Schmerzensgeld darf nicht auf ALG 2 / Hartz IV angerechnet werden!
Das Bundessozialgericht Kassel urteilte das eine Anrechnung von Schmerzensgeld auf ALG 2 / Hartz IV eine besondere Härte darstellen würde.
Ein Arbeitsloser Mann aus Bayern hatte nach einem Unfall im Jahre 1985 ca. 36.000 DM Schmerzensgeld erhalten. Das Geld legte er in mehreren Geldanlagen wie z.B. Lebensversicherungen an.
Der Anlagewert beträgt Heute ca. 30.000 Euro. Daher wollte die zuständige ARGE kein ALG 2 / Hartz IV zahlen. Der Mann klagte über mehrere Instanzen und bekam vor dem Bundessozialgericht recht. Das Gericht urteilte (Az: B 14/7b AS 6/07 R), daß dem Mann natürlich Arbeitslosengeld 2 zusteht.
Eine Anrechnung des Geldes sei eine besondere Härte. Es ist nicht möglich das Schmerzensgeld zu Verwerten wenn der Antragsteller glaubhaft machen kann, das daß Vermögen aus dem Schmerzensgeld stamme.

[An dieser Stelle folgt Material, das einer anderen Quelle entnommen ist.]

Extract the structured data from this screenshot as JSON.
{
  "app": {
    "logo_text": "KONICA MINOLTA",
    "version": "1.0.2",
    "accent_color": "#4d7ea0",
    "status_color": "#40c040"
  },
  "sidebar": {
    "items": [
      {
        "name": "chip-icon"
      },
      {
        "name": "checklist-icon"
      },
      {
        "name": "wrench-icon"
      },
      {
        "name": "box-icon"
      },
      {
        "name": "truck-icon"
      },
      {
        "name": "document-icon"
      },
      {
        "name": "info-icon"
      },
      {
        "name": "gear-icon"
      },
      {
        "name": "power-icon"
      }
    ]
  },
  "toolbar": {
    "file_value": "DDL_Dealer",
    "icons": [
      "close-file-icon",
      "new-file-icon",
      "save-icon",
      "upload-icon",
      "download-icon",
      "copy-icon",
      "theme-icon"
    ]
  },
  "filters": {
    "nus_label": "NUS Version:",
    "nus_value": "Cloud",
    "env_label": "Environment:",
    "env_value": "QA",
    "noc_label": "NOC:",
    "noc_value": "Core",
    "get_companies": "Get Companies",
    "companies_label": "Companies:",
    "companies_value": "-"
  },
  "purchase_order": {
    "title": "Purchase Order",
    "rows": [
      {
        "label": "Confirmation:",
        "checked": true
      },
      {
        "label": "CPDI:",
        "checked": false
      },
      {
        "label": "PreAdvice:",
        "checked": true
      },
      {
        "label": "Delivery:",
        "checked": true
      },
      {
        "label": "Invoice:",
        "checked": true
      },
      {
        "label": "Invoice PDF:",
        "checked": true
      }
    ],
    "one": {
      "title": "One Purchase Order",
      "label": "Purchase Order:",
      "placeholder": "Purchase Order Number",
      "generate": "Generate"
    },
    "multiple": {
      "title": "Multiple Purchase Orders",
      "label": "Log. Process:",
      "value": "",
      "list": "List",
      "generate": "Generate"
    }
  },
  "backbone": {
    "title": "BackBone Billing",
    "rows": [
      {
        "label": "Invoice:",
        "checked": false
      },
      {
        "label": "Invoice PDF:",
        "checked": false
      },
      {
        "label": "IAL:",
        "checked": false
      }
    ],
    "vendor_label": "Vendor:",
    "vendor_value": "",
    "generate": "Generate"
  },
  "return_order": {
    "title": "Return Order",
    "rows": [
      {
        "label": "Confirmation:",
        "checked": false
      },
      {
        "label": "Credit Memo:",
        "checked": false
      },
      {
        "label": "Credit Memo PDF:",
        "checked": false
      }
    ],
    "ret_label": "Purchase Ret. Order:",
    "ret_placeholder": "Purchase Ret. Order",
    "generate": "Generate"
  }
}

Da das Schmerzensgeld eine Entschädigungszahlung sei erlaubt das Gesetz keine Anrechnung früherer oder laufender Schmerzensgeld Zahlungen. Das Geld unterliegt dem besonderen Schutz des Gesetztes. In oben genanntem Fall konnte der Mann dem Gericht glaubhaft machen, das daß Geld aus dem Angelegten Schmerzensgeld stammt. (Stand 15.09.2008)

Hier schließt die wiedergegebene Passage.